When browsing the auto data, you may have noticed that the foreign variable has values of characters in blue. This means that this is a numeric variable with labeled values. If you see the values in red, then it is a string variable. The black values are numbers.
We will discuss how to define variable value labels in the next chapter.
Variable values can be numbers or strings. In the auto dataset, for instance, make is a string variable and the rest are numeric variables.
Numbers are stored as five types which differ in range and accuracy: byte, int, long, float or double. float is the default storage type. Strings are stored as str#, where # indicates the maximum length of the string.
Storage types affect mainly how much memory will be needed. Usually we will not need to worry about the storage types since Stata will take care of that and find the most efficient ways to store data.
However,
There are ways to convert numeric to string or string to numeric variables in Stata; we will return to this topic in strings, dates and times.
Type help data types to learn more.
format var %fmt changes the display format but not the contents of the variable. % starts the formatting, which can be a number, date, string, business calendar etc.
To use an example from the last chapter, display 100*100 returns "10000" while display %6.0fc 100*100 returns "10,000" with comma. 6 is the width of the result; 0 is the number of digits to follow the decimal point; f is for the fixed format; and c is to indicate the comma format.
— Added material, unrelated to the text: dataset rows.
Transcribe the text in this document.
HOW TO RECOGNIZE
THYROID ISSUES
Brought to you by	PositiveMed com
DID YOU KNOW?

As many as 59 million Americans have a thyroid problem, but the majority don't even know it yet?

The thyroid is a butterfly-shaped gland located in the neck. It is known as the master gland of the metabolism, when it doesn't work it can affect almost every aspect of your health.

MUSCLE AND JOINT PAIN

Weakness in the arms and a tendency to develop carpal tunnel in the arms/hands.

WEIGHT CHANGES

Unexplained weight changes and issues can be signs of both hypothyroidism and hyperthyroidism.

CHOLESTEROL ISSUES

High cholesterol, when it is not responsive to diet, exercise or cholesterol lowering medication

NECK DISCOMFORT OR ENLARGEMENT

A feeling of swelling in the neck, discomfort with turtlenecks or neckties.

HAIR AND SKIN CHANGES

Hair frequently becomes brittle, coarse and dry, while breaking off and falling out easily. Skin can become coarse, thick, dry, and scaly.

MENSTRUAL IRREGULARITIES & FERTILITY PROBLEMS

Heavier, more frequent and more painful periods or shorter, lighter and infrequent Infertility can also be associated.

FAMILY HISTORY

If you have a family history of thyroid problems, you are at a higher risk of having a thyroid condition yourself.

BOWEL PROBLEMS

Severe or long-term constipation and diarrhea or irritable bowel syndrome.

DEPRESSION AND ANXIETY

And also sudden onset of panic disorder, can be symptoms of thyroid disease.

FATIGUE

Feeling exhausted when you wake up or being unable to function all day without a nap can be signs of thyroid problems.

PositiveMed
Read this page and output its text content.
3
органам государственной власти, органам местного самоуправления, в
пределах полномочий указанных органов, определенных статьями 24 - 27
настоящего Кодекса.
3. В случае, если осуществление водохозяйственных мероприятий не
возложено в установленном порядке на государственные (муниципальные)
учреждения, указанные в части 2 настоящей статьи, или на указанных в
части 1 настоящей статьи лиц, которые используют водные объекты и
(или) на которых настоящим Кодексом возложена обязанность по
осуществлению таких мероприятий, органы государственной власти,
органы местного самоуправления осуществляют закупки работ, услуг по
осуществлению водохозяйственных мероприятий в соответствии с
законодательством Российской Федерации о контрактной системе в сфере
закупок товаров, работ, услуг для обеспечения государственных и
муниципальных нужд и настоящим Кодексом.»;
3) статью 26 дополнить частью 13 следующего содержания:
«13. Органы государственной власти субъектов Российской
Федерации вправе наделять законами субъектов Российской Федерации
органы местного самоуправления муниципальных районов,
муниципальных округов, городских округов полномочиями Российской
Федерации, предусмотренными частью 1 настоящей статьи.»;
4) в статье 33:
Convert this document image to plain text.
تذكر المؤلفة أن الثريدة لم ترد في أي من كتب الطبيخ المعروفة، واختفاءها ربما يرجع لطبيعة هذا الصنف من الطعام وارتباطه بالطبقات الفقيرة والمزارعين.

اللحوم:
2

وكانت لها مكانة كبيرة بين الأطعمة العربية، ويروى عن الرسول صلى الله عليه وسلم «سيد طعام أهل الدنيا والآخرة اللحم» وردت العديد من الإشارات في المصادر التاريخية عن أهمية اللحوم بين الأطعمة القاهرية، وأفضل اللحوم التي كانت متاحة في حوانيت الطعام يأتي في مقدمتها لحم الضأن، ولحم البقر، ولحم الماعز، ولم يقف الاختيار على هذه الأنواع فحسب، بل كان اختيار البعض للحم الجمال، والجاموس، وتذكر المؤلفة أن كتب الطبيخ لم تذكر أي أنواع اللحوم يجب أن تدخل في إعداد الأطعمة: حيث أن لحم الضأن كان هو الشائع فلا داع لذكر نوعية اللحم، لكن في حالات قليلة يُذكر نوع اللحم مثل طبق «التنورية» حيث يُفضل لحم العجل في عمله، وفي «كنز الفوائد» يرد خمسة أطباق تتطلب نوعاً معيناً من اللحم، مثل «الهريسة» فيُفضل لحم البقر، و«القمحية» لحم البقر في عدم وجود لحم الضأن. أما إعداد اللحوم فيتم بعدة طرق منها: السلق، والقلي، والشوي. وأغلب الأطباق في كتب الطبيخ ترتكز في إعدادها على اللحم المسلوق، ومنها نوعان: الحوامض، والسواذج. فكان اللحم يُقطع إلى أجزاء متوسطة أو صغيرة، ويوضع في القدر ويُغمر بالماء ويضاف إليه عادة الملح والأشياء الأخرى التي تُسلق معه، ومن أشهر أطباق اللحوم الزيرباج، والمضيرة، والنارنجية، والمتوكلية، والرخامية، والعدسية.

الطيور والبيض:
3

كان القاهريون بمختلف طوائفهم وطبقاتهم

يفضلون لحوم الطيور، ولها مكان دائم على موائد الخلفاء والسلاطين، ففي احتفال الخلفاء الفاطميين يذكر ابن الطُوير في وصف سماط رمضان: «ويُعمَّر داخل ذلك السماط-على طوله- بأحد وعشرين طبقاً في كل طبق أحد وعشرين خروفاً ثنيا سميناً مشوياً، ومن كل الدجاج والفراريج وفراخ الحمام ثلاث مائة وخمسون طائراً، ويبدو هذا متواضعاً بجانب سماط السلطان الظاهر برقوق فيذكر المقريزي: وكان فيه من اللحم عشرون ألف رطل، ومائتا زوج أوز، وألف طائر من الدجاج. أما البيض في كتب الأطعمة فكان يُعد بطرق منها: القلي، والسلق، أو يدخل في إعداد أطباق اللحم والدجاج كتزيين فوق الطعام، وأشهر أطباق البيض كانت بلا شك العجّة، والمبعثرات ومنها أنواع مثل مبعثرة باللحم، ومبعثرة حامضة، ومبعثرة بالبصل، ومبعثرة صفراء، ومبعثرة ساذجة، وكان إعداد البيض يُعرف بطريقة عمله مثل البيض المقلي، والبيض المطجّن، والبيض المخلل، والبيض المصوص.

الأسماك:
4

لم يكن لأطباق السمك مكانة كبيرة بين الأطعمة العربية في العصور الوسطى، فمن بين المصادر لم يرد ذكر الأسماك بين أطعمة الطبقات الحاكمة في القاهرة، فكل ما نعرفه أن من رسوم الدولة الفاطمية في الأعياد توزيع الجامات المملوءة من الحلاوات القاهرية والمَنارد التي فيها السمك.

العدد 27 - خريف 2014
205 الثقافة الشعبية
We will deal with formats more frequently when we talk about dates and times. Just to give two quick examples here:
. format date %tw changes the display format of the date variable date to be a weekly date.
. format time %tcHH:MM:SS changes the display format of the time variable time to be a datetime consisting of hour(00-23), minute(00-59) and second(00-60).
Type help format to learn more on formatting the outputs.
More examples on data storage type, format and precision:
UCLA: Statistical Consulting Group, Why am I losing precision with large whole numbers (such as an ID variable)? | Stata FAQ
To find out more on how data precision can yield unexpected results and cause confusion, check J.S.Long (2009, p.77-p.81).